Was das Internationale Brucknerfest 2026 zu bieten hat
LINZ. „Endlich“ lautet der Titel, unter dem sich das Brucknerfest von 13. bis 30. September im Brucknerhaus und in ganz Linz entfaltet.
Mit dem Festakt am 13. September wird das Brucknerfest 2026 feierlich eröffnet. Am Pult des OÖ Jugendsinfonieorchesters debütiert die Dirigentin Kajsa Boström, auf dem Programm steht eine Uraufführung von Thomas Doss. Am Abend bringen Markus Poschner und Cembalostar Jean Rondeau mit Poulencs „Concert champêtre“ die Natur in den Konzertsaal.
Am 14. September lassen die Pianisten Brad Mehldau und Kirill Gerstein Klassik und Jazz miteinander verschmelzen.
Rund um Gerald Heideggers Kurzfilm „Heast Bruckner“ liest und spricht Austrofred am 15. September über Bruckner. Das Atalante Quartett spielt dessen Streichquartett im ORF-Landesstudio OÖ.
Am 16. September bringt das Mahler Academy Orchestra Mahlers Neunte sowie dessen „Kindertotenlieder“ auf Originalinstrumenten zur Aufführung.
Die Vernissage der Ausstellung „Klang und Farbe“ wird am 17. September gefeiert. Menschen mit Beeinträchtigungen präsentieren Übermalungen von Komponistenporträts.

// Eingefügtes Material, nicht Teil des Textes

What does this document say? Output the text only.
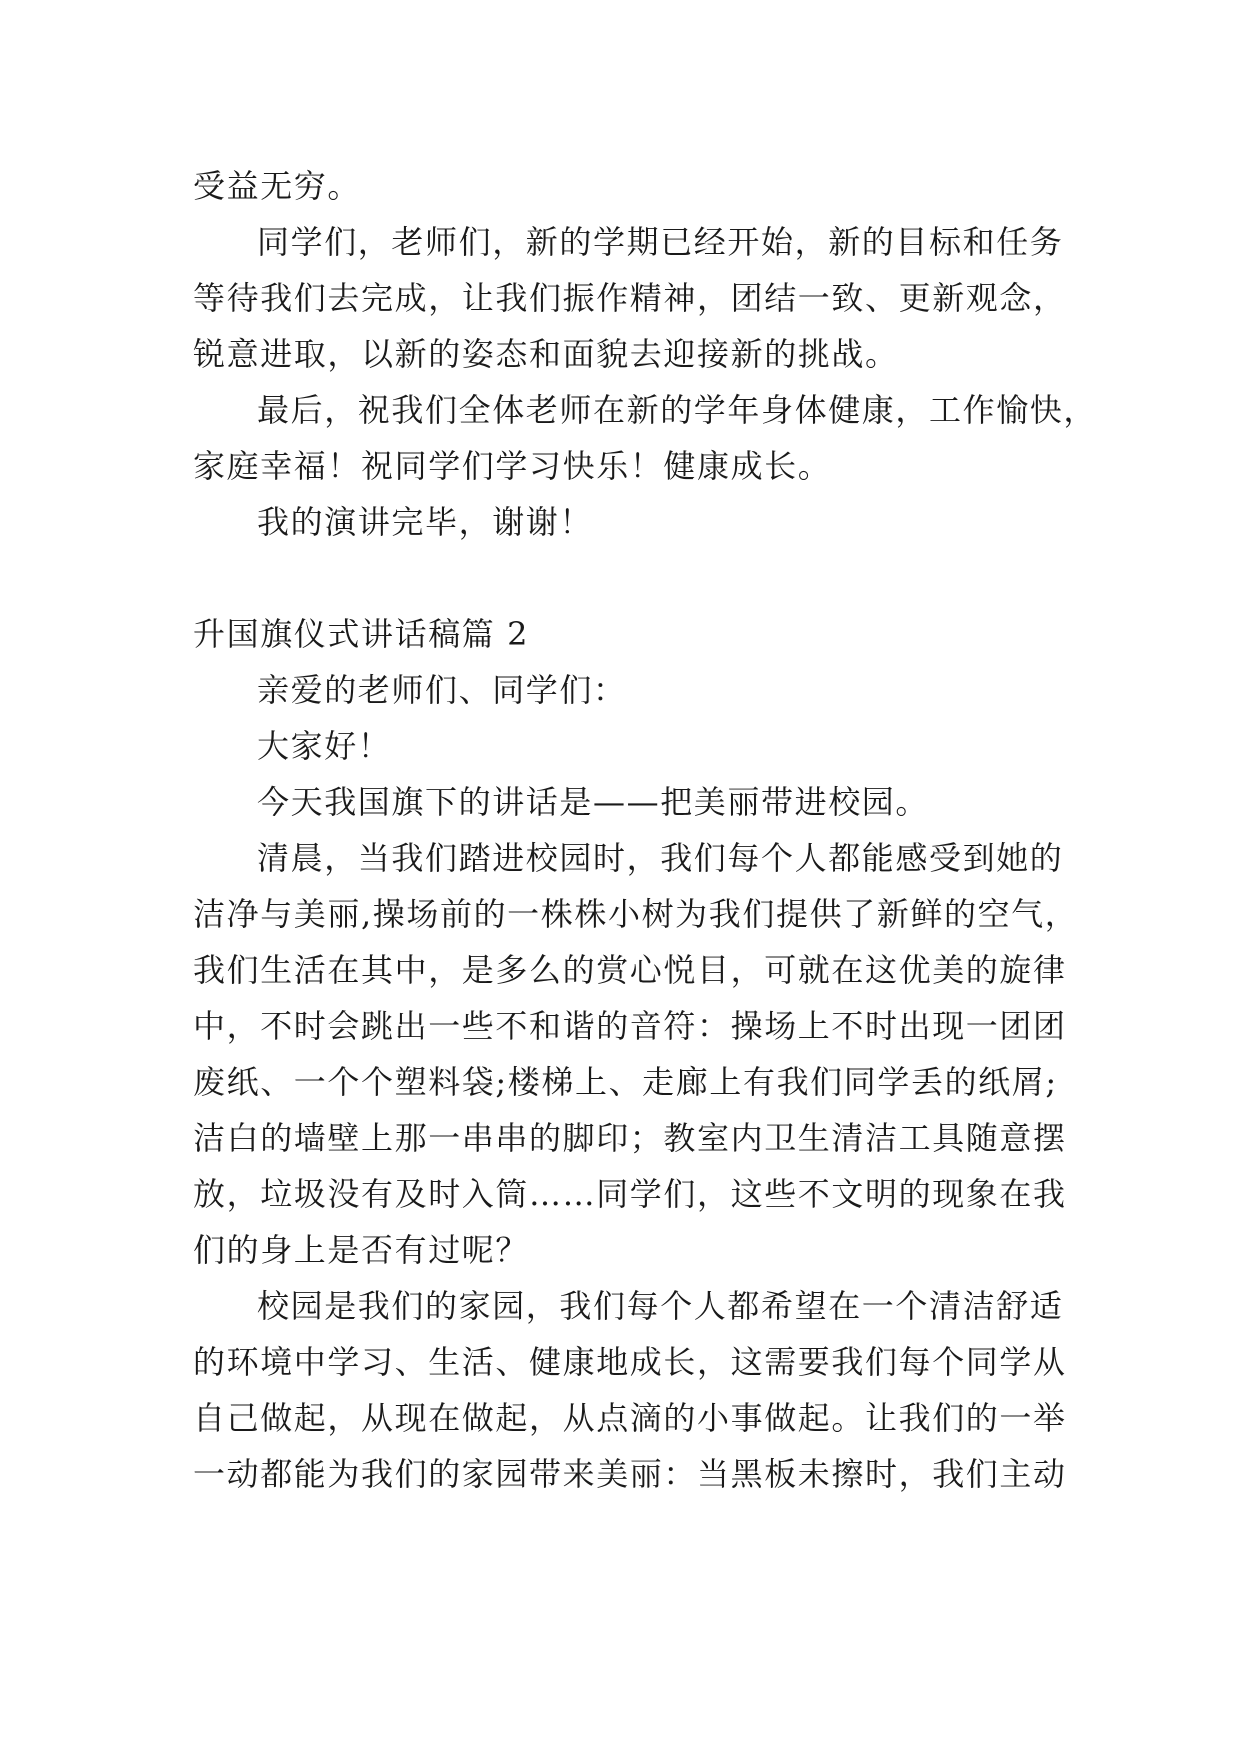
受益无穷。
同学们，老师们，新的学期已经开始，新的目标和任务
等待我们去完成，让我们振作精神，团结一致、更新观念，
锐意进取，以新的姿态和面貌去迎接新的挑战。
最后，祝我们全体老师在新的学年身体健康，工作愉快，
家庭幸福！祝同学们学习快乐！健康成长。
我的演讲完毕，谢谢！
升国旗仪式讲话稿篇 2
亲爱的老师们、同学们：
大家好！
今天我国旗下的讲话是——把美丽带进校园。
清晨，当我们踏进校园时，我们每个人都能感受到她的
洁净与美丽,操场前的一株株小树为我们提供了新鲜的空气，
我们生活在其中，是多么的赏心悦目，可就在这优美的旋律
中，不时会跳出一些不和谐的音符：操场上不时出现一团团
废纸、一个个塑料袋;楼梯上、走廊上有我们同学丢的纸屑;
洁白的墙壁上那一串串的脚印；教室内卫生清洁工具随意摆
放，垃圾没有及时入筒……同学们，这些不文明的现象在我
们的身上是否有过呢？
校园是我们的家园，我们每个人都希望在一个清洁舒适
的环境中学习、生活、健康地成长，这需要我们每个同学从
自己做起，从现在做起，从点滴的小事做起。让我们的一举
一动都能为我们的家园带来美丽：当黑板未擦时，我们主动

Lars Eidinger kommt am 18. September gemeinsam mit dem Schlagzeuger George Kranz in den Posthof, um Liebesgedichte von Thomas Brasch vorzutragen.
Am 19. September tritt Tschaikowskis 6. Symphonie „Pathétique“ in den Dialog mit dem Hornkonzert von Steingrímur Rohloff, gespielt von Stefan Dohr, Solohornist der Berliner Philharmoniker.

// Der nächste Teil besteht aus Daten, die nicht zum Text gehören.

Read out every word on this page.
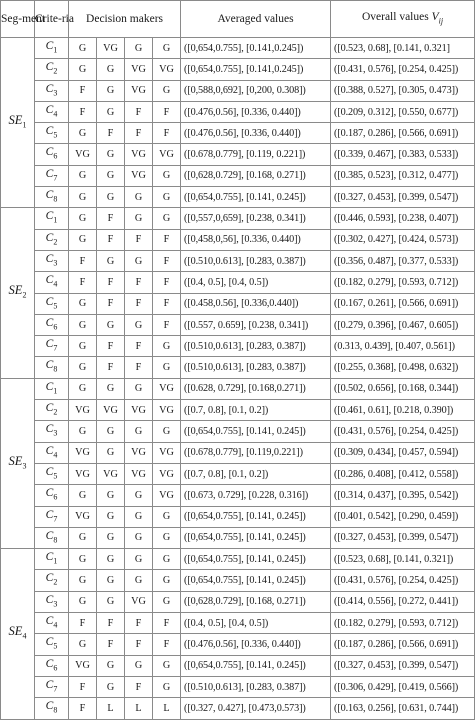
Seg-ment	Crite-ria	Decision makers				Averaged values	Overall values $V_{ij}$
$SE_1$	$C_1$	G	VG	G	G	([0,654,0.755], [0.141,0.245])	([0.523, 0.68], [0.141, 0.321]
	$C_2$	G	G	VG	VG	([0,654,0.755], [0.141,0.245])	([0.431, 0.576], [0.254, 0.425])
	$C_3$	F	G	VG	G	([0,588,0,692], [0,200, 0.308])	([0.388, 0.527], [0.305, 0.473])
	$C_4$	F	G	F	F	([0.476,0.56], [0.336, 0.440])	([0.209, 0.312], [0.550, 0.677])
	$C_5$	G	F	F	F	([0.476,0.56], [0.336, 0.440])	([0.187, 0.286], [0.566, 0.691])
	$C_6$	VG	G	VG	VG	([0.678,0.779], [0.119, 0.221])	([0.339, 0.467], [0.383, 0.533])
	$C_7$	G	G	VG	G	([0,628,0.729], [0.168, 0.271])	([0.385, 0.523], [0.312, 0.477])
	$C_8$	G	G	G	G	([0,654,0.755], [0.141, 0.245])	([0.327, 0.453], [0.399, 0.547])
$SE_2$	$C_1$	G	F	G	G	([0,557,0,659], [0.238, 0.341])	([0.446, 0.593], [0.238, 0.407])
	$C_2$	G	F	F	F	([0,458,0,56], [0.336, 0.440])	([0.302, 0.427], [0.424, 0.573])
	$C_3$	F	G	G	F	([0.510,0.613], [0.283, 0.387])	([0.356, 0.487], [0.377, 0.533])
	$C_4$	F	F	F	F	([0.4, 0.5], [0.4, 0.5])	([0.182, 0.279], [0.593, 0.712])
	$C_5$	G	F	F	F	([0.458,0.56], [0.336,0.440])	([0.167, 0.261], [0.566, 0.691])
	$C_6$	G	G	G	F	([0.557, 0.659], [0.238, 0.341])	([0.279, 0.396], [0.467, 0.605])
	$C_7$	G	F	F	G	([0.510,0.613], [0.283, 0.387])	(0.313, 0.439], [0.407, 0.561])
	$C_8$	G	F	F	G	([0.510,0.613], [0.283, 0.387])	([0.255, 0.368], [0.498, 0.632])
$SE_3$	$C_1$	G	G	G	VG	([0.628, 0.729], [0.168,0.271])	([0.502, 0.656], [0.168, 0.344])
	$C_2$	VG	VG	VG	VG	([0.7, 0.8], [0.1, 0.2])	([0.461, 0.61], [0.218, 0.390])
	$C_3$	G	G	G	G	([0,654,0.755], [0.141, 0.245])	([0.431, 0.576], [0.254, 0.425])
	$C_4$	VG	G	VG	VG	([0.678,0.779], [0.119,0.221])	([0.309, 0.434], [0.457, 0.594])
	$C_5$	VG	VG	VG	VG	([0.7, 0.8], [0.1, 0.2])	([0.286, 0.408], [0.412, 0.558])
	$C_6$	G	G	G	VG	([0.673, 0.729], [0.228, 0.316])	([0.314, 0.437], [0.395, 0.542])
	$C_7$	VG	G	G	G	([0,654,0.755], [0.141, 0.245])	([0.401, 0.542], [0.290, 0.459])
	$C_8$	G	G	G	G	([0,654,0.755], [0.141, 0.245])	([0.327, 0.453], [0.399, 0.547])
$SE_4$	$C_1$	G	G	G	G	([0,654,0.755], [0.141, 0.245])	([0.523, 0.68], [0.141, 0.321])
	$C_2$	G	G	G	G	([0,654,0.755], [0.141, 0.245])	([0.431, 0.576], [0.254, 0.425])
	$C_3$	G	G	VG	G	([0,628,0.729], [0.168, 0.271])	([0.414, 0.556], [0.272, 0.441])
	$C_4$	F	F	F	F	([0.4, 0.5], [0.4, 0.5])	([0.182, 0.279], [0.593, 0.712])
	$C_5$	G	F	F	F	([0.476,0.56], [0.336, 0.440])	([0.187, 0.286], [0.566, 0.691])
	$C_6$	VG	G	G	G	([0,654,0.755], [0.141, 0.245])	([0.327, 0.453], [0.399, 0.547])
	$C_7$	F	G	F	G	([0.510,0.613], [0.283, 0.387])	([0.306, 0.429], [0.419, 0.566])
	$C_8$	F	L	L	L	([0.327, 0.427], [0.473,0.573])	([0.163, 0.256], [0.631, 0.744])
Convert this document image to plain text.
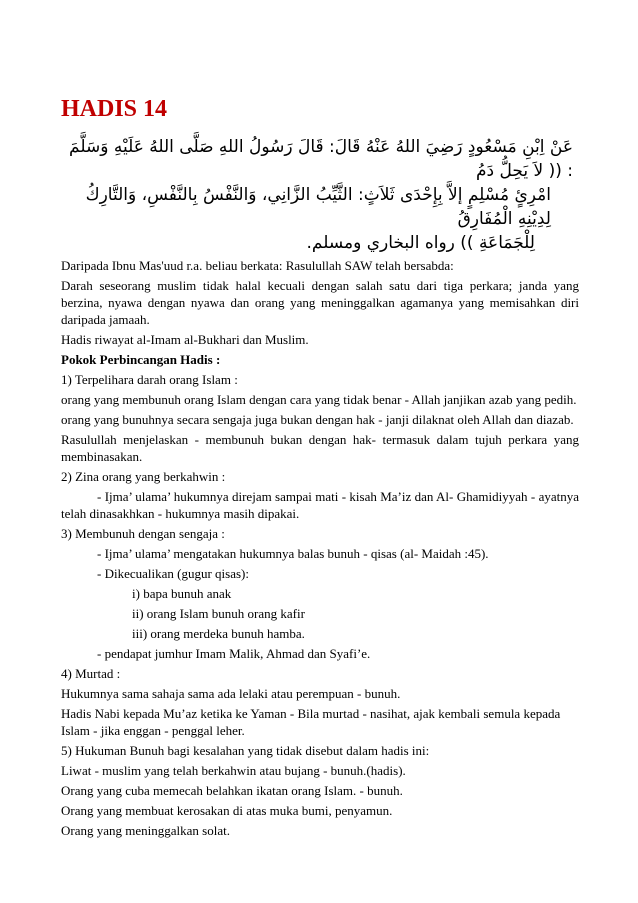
HADIS 14
عَنْ اِبْنِ مَسْعُودٍ رَضِيَ اللهُ عَنْهُ قَالَ: قَالَ رَسُولُ اللهِ صَلَّى اللهُ عَلَيْهِ وَسَلَّمَ : (( لاَ يَحِلُّ دَمُ
امْرِئٍ مُسْلِمٍ إلاَّ بِإِحْدَى ثَلاَثٍ: الثَّيِّبُ الزَّانِي، وَالنَّفْسُ بِالنَّفْسِ، وَالتَّارِكُ لِدِيْنِهِ الْمُفَارِقُ
لِلْجَمَاعَةِ )) رواه البخاري ومسلم.

Daripada Ibnu Mas'uud r.a. beliau berkata: Rasulullah SAW telah bersabda:

Darah seseorang muslim tidak halal kecuali dengan salah satu dari tiga perkara; janda yang berzina, nyawa dengan nyawa dan orang yang meninggalkan agamanya yang memisahkan diri daripada jamaah.

Hadis riwayat al-Imam al-Bukhari dan Muslim.

Pokok Perbincangan Hadis :

1) Terpelihara darah orang Islam :

orang yang membunuh orang Islam dengan cara yang tidak benar - Allah janjikan azab yang pedih.

orang yang bunuhnya secara sengaja juga bukan dengan hak - janji dilaknat oleh Allah dan diazab.

Rasulullah menjelaskan - membunuh bukan dengan hak- termasuk dalam tujuh perkara yang membinasakan.

2) Zina orang yang berkahwin :

- Ijma’ ulama’ hukumnya direjam sampai mati - kisah Ma’iz dan Al- Ghamidiyyah - ayatnya telah dinasakhkan - hukumnya masih dipakai.

3) Membunuh dengan sengaja :

- Ijma’ ulama’ mengatakan hukumnya balas bunuh - qisas (al- Maidah :45).

- Dikecualikan (gugur qisas):

i) bapa bunuh anak

ii) orang Islam bunuh orang kafir

iii) orang merdeka bunuh hamba.

- pendapat jumhur Imam Malik, Ahmad dan Syafi’e.

4) Murtad :

Hukumnya sama sahaja sama ada lelaki atau perempuan - bunuh.

Hadis Nabi kepada Mu’az ketika ke Yaman - Bila murtad - nasihat, ajak kembali semula kepada Islam - jika enggan - penggal leher.

5) Hukuman Bunuh bagi kesalahan yang tidak disebut dalam hadis ini:

Liwat - muslim yang telah berkahwin atau bujang - bunuh.(hadis).

Orang yang cuba memecah belahkan ikatan orang Islam. - bunuh.

Orang yang membuat kerosakan di atas muka bumi, penyamun.

Orang yang meninggalkan solat.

Luchino Viscontis erster Farbfilm „Senso“ (1954) mit Bruckners 7. Symphonie ist am 20. September im Moviemento zu sehen.
Johann Sebastian Bachs Sonaten und Partiten für Violine solo interpretiert Christian Tetzlaff am 23. September im Alten Dom.
Am 24. September stellt die Pianistin Hanni Liang Frederic Rzewskis Vertonung von Oscar Wildes „De profundis für sprechende Pianistin“ ins Zentrum.

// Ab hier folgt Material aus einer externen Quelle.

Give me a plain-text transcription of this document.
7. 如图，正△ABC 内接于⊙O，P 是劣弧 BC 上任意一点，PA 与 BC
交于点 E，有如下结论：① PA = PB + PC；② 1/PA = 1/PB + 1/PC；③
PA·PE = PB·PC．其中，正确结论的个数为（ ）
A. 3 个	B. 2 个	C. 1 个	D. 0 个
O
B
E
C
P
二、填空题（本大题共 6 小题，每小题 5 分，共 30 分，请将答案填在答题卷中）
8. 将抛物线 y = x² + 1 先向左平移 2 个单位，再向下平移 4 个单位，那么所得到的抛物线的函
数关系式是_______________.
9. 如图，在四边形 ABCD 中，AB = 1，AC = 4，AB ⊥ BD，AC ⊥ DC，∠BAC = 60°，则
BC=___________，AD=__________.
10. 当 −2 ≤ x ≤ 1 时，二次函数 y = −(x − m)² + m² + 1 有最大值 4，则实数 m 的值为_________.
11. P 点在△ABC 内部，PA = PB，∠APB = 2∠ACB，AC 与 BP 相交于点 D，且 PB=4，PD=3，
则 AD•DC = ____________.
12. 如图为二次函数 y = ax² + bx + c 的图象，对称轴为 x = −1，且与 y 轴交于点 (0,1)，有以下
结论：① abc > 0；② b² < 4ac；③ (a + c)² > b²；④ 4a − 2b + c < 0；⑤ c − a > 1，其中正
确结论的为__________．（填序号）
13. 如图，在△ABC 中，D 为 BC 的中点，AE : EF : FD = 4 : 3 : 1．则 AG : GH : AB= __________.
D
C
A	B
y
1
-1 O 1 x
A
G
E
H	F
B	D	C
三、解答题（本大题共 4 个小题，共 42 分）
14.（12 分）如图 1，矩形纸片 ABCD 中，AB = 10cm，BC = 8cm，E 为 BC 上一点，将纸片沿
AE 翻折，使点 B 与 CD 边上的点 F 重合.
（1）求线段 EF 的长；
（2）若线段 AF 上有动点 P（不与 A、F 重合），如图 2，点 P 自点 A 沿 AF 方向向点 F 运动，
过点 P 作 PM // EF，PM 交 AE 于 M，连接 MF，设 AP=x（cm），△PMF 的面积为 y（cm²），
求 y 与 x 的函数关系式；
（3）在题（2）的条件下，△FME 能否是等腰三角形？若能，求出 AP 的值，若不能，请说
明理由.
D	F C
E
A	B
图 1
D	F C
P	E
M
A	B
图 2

Beim Schülerkonzert (10+) am 25. September trifft die Brucknerhaus-Orgel, gespielt von Weltstar Cameron Carpenter, auf einen Stummfilm von Charlie Chaplin.
Das Familienfest mit Konzerten, Führungen, Workshops und mehr wird am 26. September gefeiert. Am Abend zieht Cameron Carpenter mit Bearbeitungen von Bachs „Goldberg-Variationen“, Debussys „Prélude à l’après-midi d’un faune“ sowie Improvisationen über Themen Bruckners alle Register.
Am 27. September beteiligt sich das Brucknerhaus am Tag des Denkmals. Am Abend folgt die Linzer Erstaufführung von „Frühling. Leeres Land“ von Wolfgang Sauseng nach einem Text von Ingeborg Bachmann mit Johannes Hiemetsberger und dem Chorus sine nomine.
Christoph Sietzen und Motus Percussion bringen am 28. September den Klang von Wasserfällen in den Sportpark Lissfeld.
Am 29. September entdecken Kinder (6+) mit Martin Gasselsberger (Klavier) und Klaus Dickbauer (Saxofon) improvisierte Musik in der Brunnhofer Galerie. Am Abend stehen Improvisationen rund um Bruckner auf dem Programm.
Den Abschluss bildet am 30. September Johannes Brahms’ „Deutsches Requiem“ in Kombination mit Lilli Boulangers „Psaume 24“ mit Anja Bihlmaier und dem BBC Philharmonic Orchestra.
Bruckner erklingt in der Stadt
Während des gesamten Festivalzeitraums bringt Gitarrist und Geiger Severin Trogbacher in Kurzkonzerten Sätze, Motive und Melodien aus Bruckners Symphonien an unterschiedlichen Orten in Linz zum Klingen.
Konzerte an den Festtagen
An Bruckners 202. Geburtstag am 4. September erinnern Riccardo Chailly mit der Filarmonica della Scala und Shootingstar Alexander Malofeev an den Komponisten. An Bruckners 130. Todestag am 11. Oktober ist Franz Welser-Möst ein letztes Mal als Chefdirigent des Cleveland Orchestras in Linz zu erleben, ehe er dort 2027 nach 25 Jahren Abschied nimmt.